(Adds government statement confirming cuts)
TALLINN, Feb 5 (Reuters) - The government of the small Baltic state of Estonia, facing an economic contraction that could reach 9 percent this year, decided on Thursday to slash spending by 8 billion kroons ($666.5 million).
Estonia, like its Baltic neighbors, has been hit hard by a recession that has left tax revenues tumbling.
"The government at today's meeting in principle approved a negative supplementary budget of approximately 8 billion kroons," it said in a statement.
"One of the biggest areas is a decrease of 10 percent for those people that get a salary from the state budget," the government added.
It said it would submit the bill to parliament on Feb. 19.
Prime Minister Andrus Ansip told a news conference that he could consider making the vote on the new budget a vote of confidence in the whole government, though no decision has been taken yet.
Estonia has said it wants to join the euro zone in 2011.
The slowing economy has taken the steam out of inflation, but meeting the fiscal goal in the Maastricht criteria of a maximum budget deficit of 3 percent of gross domestic product (GDP) is now the country's main challenge.
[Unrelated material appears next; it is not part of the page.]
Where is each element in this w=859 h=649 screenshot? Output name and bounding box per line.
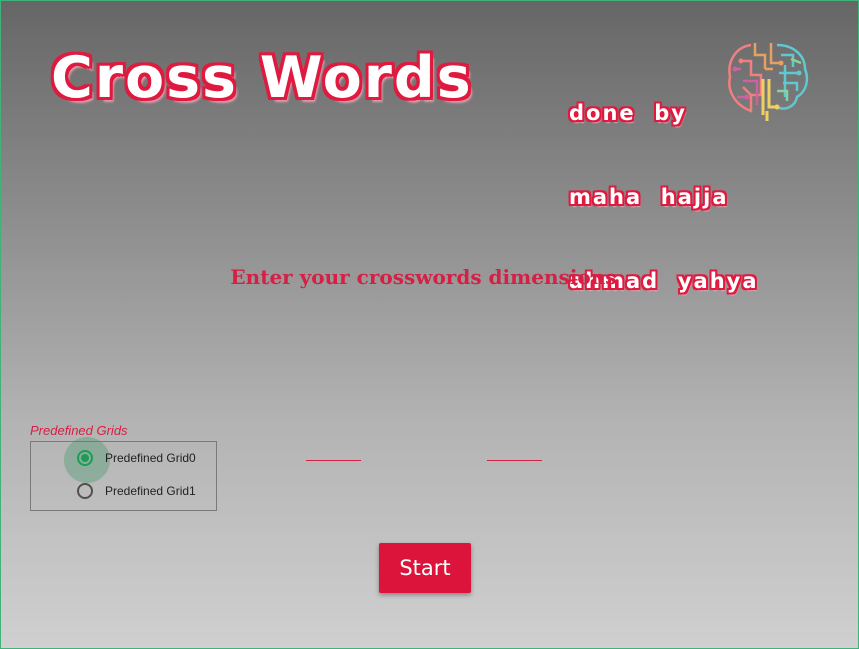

The central bank has said that gross domestic product (GDP) could in the worst case fall by 8.9 percent this year, though its main scenario was for a 5.5 percent contraction.
The coalition includes Ansip's Reform Party, the nationalist Pro Patria/Res Publica and the Social Democratic Party, to which Finance Minister Ivari Padar belongs.
The budget situation became so difficult in neighbouring Latvia that it had last year had to take a 7.5 billion euro ($9.61 billion) rescue from the IMF, the EU and other lenders. Estonia has said it has no need for IMF funds.